What Factors Drive Health Care Costs?
Although costs are driven by many different factors, the primary ones include:
- The aging of the population. By 2008, one person will be turning age 65 every eight seconds!
- Technological advances. In the article, “The Unsurprising Surprise of Renewed Health Care Cost Inflation,” economist Henry Aaron says, “Rapid scientific advance always raises expenditures, even as it lowers prices. You need only look at history with development of automobiles, airplanes, television, and computers. In each case, massive technological advance drove down the price of services, but total outlays soared.”
- Consumer insulation. As buyers of health care, we’re very much insulated from both the cost and, therefore, the decision making relative to the timing, place, amount, and type of health care services consumed. This has created a consumer complacency approach to behavior with respect to purchasing and lifestyle: “Why worry about the fat content in that double cheeseburger when I can just take one pill a day to resolve my cholesterol problems?”
There are obviously many more factors that drive health care costs both from the micro and macroeconomic sense. However, if we look at these issues, we can perhaps begin to better manage health care trends.
Why Shift to Consumerism?
In a recent article in Benefits & Compensation Review titled “Current Efforts to Reform Health Care Financing,” experts such as David Gibson, MD, a senior partner and chief medical officer at Illumination Medical, Inc., and Jennifer Gibson, a health care economist, outlined three different strategies to address health care cost management and financing: expanding coverage to the uninsured, converting to a single-payer system, and consumer-directed health care.
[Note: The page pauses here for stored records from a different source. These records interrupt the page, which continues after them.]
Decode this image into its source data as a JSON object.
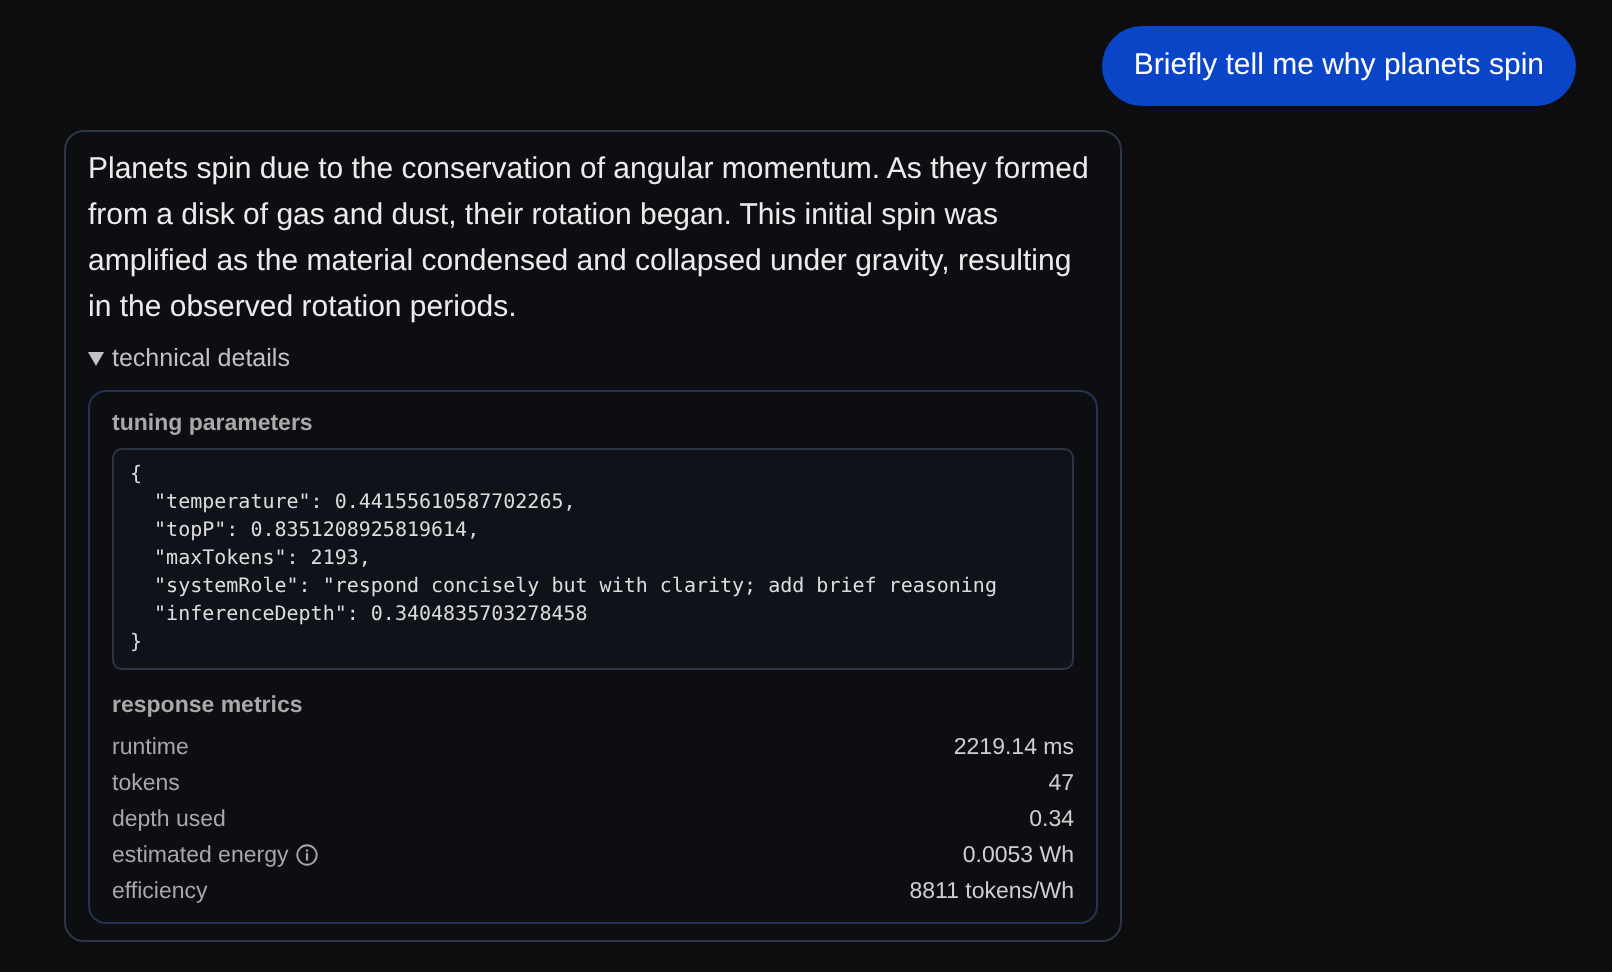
{
  "user_message": {
    "text": "Briefly tell me why planets spin"
  },
  "assistant_message": {
    "text": "Planets spin due to the conservation of angular momentum. As they formed from a disk of gas and dust, their rotation began. This initial spin was amplified as the material condensed and collapsed under gravity, resulting in the observed rotation periods.",
    "details": {
      "summary": "technical details",
      "expanded": true,
      "tuning_parameters": {
        "title": "tuning parameters",
        "code_lines": [
          "{",
          "  \"temperature\": 0.44155610587702265,",
          "  \"topP\": 0.8351208925819614,",
          "  \"maxTokens\": 2193,",
          "  \"systemRole\": \"respond concisely but with clarity; add brief reasoning",
          "  \"inferenceDepth\": 0.3404835703278458",
          "}"
        ]
      },
      "response_metrics": {
        "title": "response metrics",
        "rows": [
          {
            "label": "runtime",
            "value": "2219.14 ms",
            "info": false
          },
          {
            "label": "tokens",
            "value": "47",
            "info": false
          },
          {
            "label": "depth used",
            "value": "0.34",
            "info": false
          },
          {
            "label": "estimated energy",
            "value": "0.0053 Wh",
            "info": true
          },
          {
            "label": "efficiency",
            "value": "8811 tokens/Wh",
            "info": false
          }
        ]
      }
    }
  }
}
While each method offers its unique pros and cons, the authors conclude that the latter strategy offers the opportunity for the most profound effect on health care as fueled by consumer behavior. That said, here’s some of the supporting rationale for a strategy centered on consumer-driven health plans (CDHPs).
Most benefit plans today effectively eliminate the consumer from any decision making with respect to health care. At its core, this is because most consumers don’t have enough economic risk to warrant becoming engaged in a dialogue that’s Greek to them. If we continue to believe that health care costs are $5, $10, or $15 for an office visit, we’re living a sheltered life.
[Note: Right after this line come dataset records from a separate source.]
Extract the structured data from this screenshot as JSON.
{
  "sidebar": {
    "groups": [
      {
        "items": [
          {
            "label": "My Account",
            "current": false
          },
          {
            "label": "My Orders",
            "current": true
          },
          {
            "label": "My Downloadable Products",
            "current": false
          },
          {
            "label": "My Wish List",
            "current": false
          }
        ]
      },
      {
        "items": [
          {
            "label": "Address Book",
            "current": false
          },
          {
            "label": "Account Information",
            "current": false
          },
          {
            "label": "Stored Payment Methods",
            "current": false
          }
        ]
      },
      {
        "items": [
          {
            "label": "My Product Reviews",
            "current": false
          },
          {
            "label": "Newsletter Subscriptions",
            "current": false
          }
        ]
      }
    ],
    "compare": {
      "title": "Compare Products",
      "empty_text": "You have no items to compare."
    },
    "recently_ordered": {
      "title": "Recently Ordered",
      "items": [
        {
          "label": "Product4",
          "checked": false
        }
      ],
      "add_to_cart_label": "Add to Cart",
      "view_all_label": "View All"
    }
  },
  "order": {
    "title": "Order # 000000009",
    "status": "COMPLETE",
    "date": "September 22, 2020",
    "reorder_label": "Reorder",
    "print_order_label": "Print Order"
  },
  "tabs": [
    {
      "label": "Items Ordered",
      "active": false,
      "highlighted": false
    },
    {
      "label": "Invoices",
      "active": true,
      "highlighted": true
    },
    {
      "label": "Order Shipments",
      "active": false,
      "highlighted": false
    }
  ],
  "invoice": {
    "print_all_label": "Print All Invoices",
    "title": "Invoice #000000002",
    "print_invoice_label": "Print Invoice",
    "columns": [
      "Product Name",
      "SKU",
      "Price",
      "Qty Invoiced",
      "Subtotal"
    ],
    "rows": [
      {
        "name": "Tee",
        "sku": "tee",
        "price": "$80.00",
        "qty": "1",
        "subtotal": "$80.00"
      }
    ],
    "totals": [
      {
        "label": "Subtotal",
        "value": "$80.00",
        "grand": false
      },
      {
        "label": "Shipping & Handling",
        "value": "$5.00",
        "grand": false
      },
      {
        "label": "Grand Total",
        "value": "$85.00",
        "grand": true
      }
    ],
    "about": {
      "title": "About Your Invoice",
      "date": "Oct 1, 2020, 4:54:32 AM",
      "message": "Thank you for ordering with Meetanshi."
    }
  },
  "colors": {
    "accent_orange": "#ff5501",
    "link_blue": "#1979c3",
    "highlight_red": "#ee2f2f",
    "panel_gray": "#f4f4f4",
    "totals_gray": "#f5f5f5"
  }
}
In contrast to more traditional plan designs, CDHPs require that the employee finances the first $1,000 or more of medical expenses before the benefit plan makes any payments. As a result, consumers begin to directly feel the economic consequences of their behaviors and choices regarding certain treatment regimens. This encourages consumers to:
- Engage in lifestyle modification that may result in improved health and mitigate/eliminate the need for certain types of treatment.
- Educate themselves on the best clinical setting for the delivery of care.
- Seek out the most cost-efficient care providers.
Under the present system, consumers are insulated from any real-cost consequences. In fact, the system has a built-in disincentive to seek out alternative therapies, care, or change lifestyles.
In contrast, CDHP’s consumer-centric orientation forces consumers to become drivers of a revolutionary change in health care. Having “skin in the game” supports personal accountability through:
- Financially responsible purchasing behavior.
- The need for clear, concise, and accurate consumer-oriented medical information regarding treatment protocols and efficacy.
- Provider pricing transparency, particularly in the pharmaceutical arena.
- Improved population health through behavior change.
- Reduced dependence on “middlemen or specialists” that are currently required to sort through the complex maze of the health care delivery and financing systems.
The Consumer Lies at the Core
In the end, technological advances will continue, and with them, cost creep. However, the real problem lies in a combination of poor health, sub-par lifestyles, and an aging population seeking the most advanced treatments without any personal financial consequence that fuels the cost explosion. Real change demands market-based solutions. At the core of the market is the consumer. If we start from the center with the consumer, market change will follow.